Going beyond store of value
A central theme of the conversation was Strategy’s push to reengineer credit markets by using bitcoin as collateral, moving beyond the simple store-of-value narrative.
Saylor said conventional bonds are “yield-starved” and under-collateralized, while bitcoin-backed instruments can be structured to offer higher yields and lower risk.

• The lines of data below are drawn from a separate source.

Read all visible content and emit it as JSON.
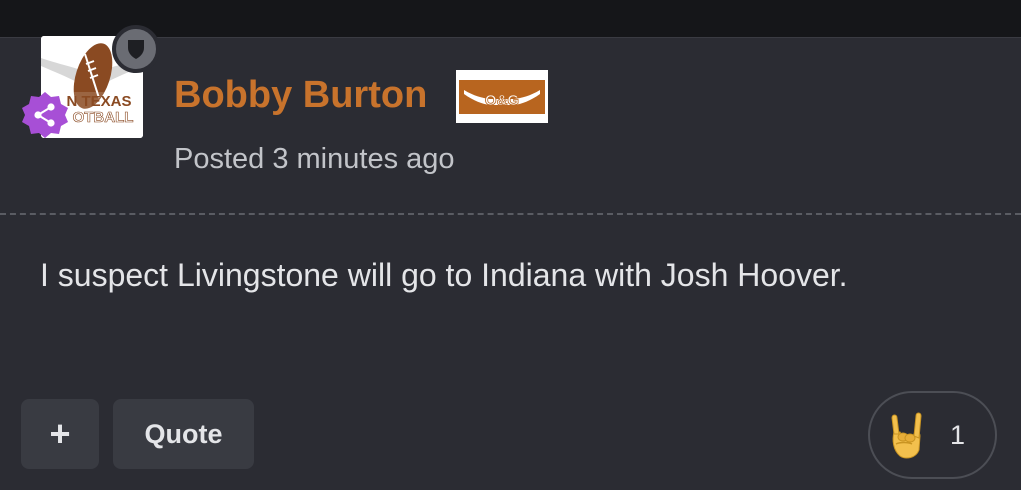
{
  "post": {
    "author": "Bobby Burton",
    "posted": "Posted 3 minutes ago",
    "body": "I suspect Livingstone will go to Indiana with Josh Hoover.",
    "avatar_text_line1": "N TEXAS",
    "avatar_text_line2": "OTBALL",
    "group_badge_text": "O&G"
  },
  "actions": {
    "plus_label": "+",
    "quote_label": "Quote"
  },
  "reaction": {
    "icon": "rock-on-hand-emoji",
    "count": "1"
  },
  "colors": {
    "author": "#c8732c",
    "background": "#2b2c33",
    "button": "#393b42",
    "share_badge": "#a74fd6",
    "mod_badge": "#6a6c73"
  }
}
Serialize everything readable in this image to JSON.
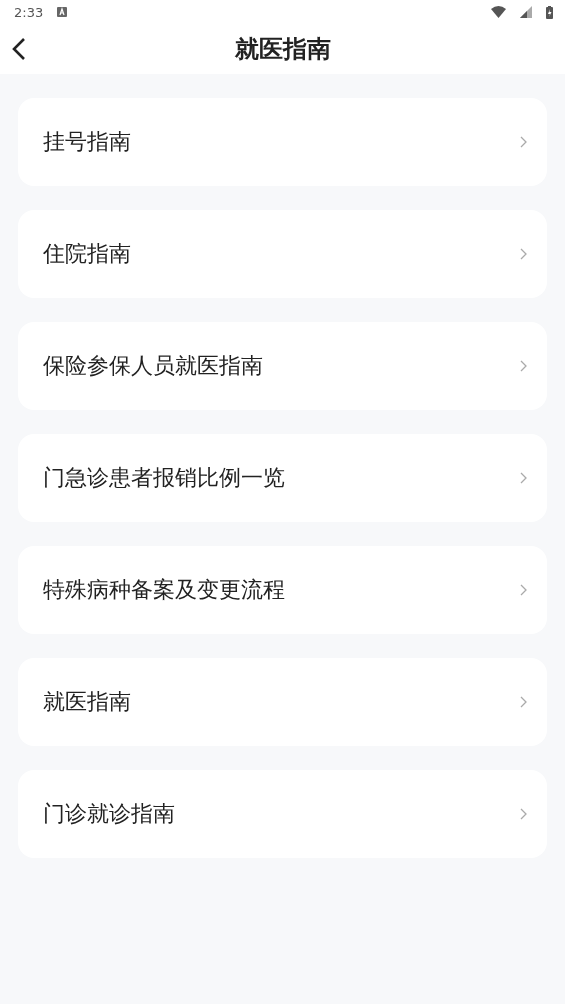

He outlined the firm’s suite of preferred-stock products — Strike, Strife, Stride, and Stretch — which are designed to provide investors with yields of up to 12% while being heavily over-collateralized with bitcoin.
By doing so, Saylor argued, the company is giving bitcoin cash-flow-like qualities, allowing it to slot into both credit and equity indexes. “We’re giving Bitcoin Cash flow,” he said, framing it as a way to broaden institutional adoption and draw more capital into the ecosystem.
The S&P 500 question
Saylor also addressed why Strategy has yet to be included in the S&P 500 despite its scale and profitability.
He said the firm only became eligible this year following changes in accounting rules and noted that Tesla also waited beyond its first quarter of eligibility. He expects eventual inclusion as the market grows more comfortable with the bitcoin treasury model, which he dates to late 2024.
Transformative years
Looking ahead, Saylor portrayed the rise of bitcoin treasury companies as analogous to the early days of the petrochemical industry, with multiple products, business models, and fortunes emerging in a chaotic but transformative decade.
He predicted bitcoin WOULD continue to appreciate at an average rate near 29% annually over the next two decades, fueling new forms of credit and equity instruments.
In closing, he struck an optimistic tone about both bitcoin and society more broadly, saying much of today’s online toxicity is amplified by bots and paid campaigns rather than genuine discontent.
“Bitcoin is a peaceful, fair, and equitable way for us to settle our differences,” he said. “As everyone embraces it, peace will spread, equity will spread, fairness will spread.”